The function of the differential thermal balance with the above configuration will be explained.
First, the change in length l due to temperature rise of the reference balance beam is investigated, and the function generator is configured to output the amplification factor setting input to the variable amplification factor differential amplifier 13 based on the relationship with the corresponding balance output. Adjust 14. Specifically, for example, if the beam length l increases by Δl due to temperature rise and changes to (l + Δl), the balance sensitivity will change and a measured value that is (l + Δl)/l times the actual value will be obtained. In order to correct the elongation, the elongation is detected using the balance output (current i), and based on this, l/
Adjustment is made so that an amplification factor of (l+Δl) can be set.

After the above adjustment, the sample 5 is introduced into the container 4 and heated by the heating furnace 3. As mentioned above, the sample balance beam 1 is tilted due to the weight loss of the sample caused by heating and the elongation of the balance beam length l. A current i flows through the yield back coil 7. On the other hand, on the reference side, the reference balance beam 2 is tilted due to the elongation of the beam length l due to heating, and a current i' similarly flows. The variable amplification differential amplifier 13 first outputs the balance output i on the sample side.
The sample-side balance output (i-i') is set by subtracting the reference-side balance output i' from the reference-side balance output (i-i'), which cancels the drift, and is further amplified by the functions of 13 and 14 in accordance with the reference-side balance output i. l/(l+
Δl) times] and the final output is output to the recorder 15.
recorded in

In this invention, the amplification factor variable differential amplifier 13
It may be an analog amplifier or a microcomputer, as long as it has at least the differential function and control function as described above. Note that it is preferable to use a microcomputer because it eliminates the need for a control input setting device such as the function generator 14 and simplifies the circuit.

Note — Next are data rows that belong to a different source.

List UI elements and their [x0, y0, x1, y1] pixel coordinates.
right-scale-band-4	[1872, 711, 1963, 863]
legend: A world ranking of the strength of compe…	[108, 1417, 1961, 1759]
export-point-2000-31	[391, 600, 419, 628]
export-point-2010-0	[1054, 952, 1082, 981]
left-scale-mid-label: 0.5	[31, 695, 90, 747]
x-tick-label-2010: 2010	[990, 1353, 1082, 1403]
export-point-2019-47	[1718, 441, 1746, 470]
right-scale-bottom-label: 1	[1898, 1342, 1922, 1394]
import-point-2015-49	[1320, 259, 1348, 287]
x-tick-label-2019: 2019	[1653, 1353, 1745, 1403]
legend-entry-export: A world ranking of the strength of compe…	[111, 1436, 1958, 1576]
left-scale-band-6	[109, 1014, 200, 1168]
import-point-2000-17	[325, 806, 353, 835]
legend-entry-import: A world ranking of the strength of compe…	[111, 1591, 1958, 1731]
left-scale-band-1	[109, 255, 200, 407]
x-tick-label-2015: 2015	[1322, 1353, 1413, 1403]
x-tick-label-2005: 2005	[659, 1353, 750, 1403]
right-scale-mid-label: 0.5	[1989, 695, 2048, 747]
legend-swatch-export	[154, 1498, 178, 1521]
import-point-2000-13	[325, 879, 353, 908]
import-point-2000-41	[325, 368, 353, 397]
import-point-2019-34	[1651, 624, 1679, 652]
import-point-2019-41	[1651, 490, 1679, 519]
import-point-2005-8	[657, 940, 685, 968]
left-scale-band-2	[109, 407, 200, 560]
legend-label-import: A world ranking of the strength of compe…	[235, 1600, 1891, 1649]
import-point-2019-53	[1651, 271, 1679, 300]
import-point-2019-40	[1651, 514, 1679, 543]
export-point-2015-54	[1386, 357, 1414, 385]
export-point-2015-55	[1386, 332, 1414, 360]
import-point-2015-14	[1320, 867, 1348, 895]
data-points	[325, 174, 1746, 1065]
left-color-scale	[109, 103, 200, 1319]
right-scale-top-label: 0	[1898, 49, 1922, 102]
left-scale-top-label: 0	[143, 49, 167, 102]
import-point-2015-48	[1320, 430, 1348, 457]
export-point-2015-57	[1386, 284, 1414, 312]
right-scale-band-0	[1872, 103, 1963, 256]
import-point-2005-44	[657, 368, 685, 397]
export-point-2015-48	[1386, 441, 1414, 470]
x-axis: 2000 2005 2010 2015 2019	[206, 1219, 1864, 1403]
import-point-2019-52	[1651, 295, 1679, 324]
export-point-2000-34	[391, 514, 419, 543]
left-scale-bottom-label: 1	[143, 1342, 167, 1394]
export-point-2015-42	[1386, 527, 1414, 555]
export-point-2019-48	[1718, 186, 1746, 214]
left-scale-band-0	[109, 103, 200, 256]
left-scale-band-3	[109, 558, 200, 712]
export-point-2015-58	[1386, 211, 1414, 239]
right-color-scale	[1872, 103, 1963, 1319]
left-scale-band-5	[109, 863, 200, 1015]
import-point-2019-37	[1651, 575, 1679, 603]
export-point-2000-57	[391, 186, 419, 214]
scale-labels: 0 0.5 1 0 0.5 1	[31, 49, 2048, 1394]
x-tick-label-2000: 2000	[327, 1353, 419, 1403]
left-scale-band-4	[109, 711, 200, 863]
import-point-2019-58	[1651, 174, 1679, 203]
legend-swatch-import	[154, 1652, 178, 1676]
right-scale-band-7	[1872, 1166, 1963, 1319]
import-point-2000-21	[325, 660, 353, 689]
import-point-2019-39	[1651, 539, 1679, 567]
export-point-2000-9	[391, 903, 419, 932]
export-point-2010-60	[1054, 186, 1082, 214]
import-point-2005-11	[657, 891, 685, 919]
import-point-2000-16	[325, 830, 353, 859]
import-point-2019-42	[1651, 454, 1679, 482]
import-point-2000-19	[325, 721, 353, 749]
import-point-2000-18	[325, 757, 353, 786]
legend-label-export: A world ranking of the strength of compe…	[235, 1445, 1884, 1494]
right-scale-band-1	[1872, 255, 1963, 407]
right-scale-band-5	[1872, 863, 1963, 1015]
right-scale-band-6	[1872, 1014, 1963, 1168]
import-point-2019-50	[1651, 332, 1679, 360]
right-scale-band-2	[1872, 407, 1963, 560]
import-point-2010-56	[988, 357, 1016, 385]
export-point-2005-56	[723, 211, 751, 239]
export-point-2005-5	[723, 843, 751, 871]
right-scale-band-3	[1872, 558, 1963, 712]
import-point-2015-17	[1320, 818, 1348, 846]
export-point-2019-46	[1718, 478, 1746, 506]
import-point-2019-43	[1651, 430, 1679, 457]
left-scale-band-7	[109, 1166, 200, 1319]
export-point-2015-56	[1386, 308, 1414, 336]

The differential thermobalance of this invention eliminates the influence on measured values due to the expansion of the balance beam during sample heating, which is the biggest problem with horizontal thermobalances, reducing measurement errors and requiring high precision and accuracy. It can be suitably used for measurements that are carried out.

[Brief explanation of drawings]

FIG. 1 is a schematic diagram showing an example of a conventional horizontal type differential thermal balance. FIG. 2 is a schematic diagram showing a specific example of the differential thermal balance of the present invention. 1... Balance beam for sample, 2... Balance beam for reference, 3... Heating furnace, 4... Container, 5... Sample,
6... Counterweight, 7... Feedback coil, 8... Lamp, 9... Shutter, 1
0...Photo cell, 11...Power amplifier, 1
2, 12'...Current measuring section, 13...Variable gain amplifier, 14...Function generator, 15...Recorder, 16...Carrier gas flow path.

Claims (1)

[Claims] 1. Two sets of balance beams of the same length, one for sample and one for reference, are inserted into one heating furnace and the difference in the output of these two sets of balances is taken to cancel the drift and change the weight of the sample. In a horizontal type differential thermal balance that continuously measures : l/l+Δl (In the formula, l is the balance beam length, and Δl is the increase in the balance beam length during temperature rise determined by the balance output on the reference side). A differential thermal balance, characterized in that it is configured to correct balance sensitivity.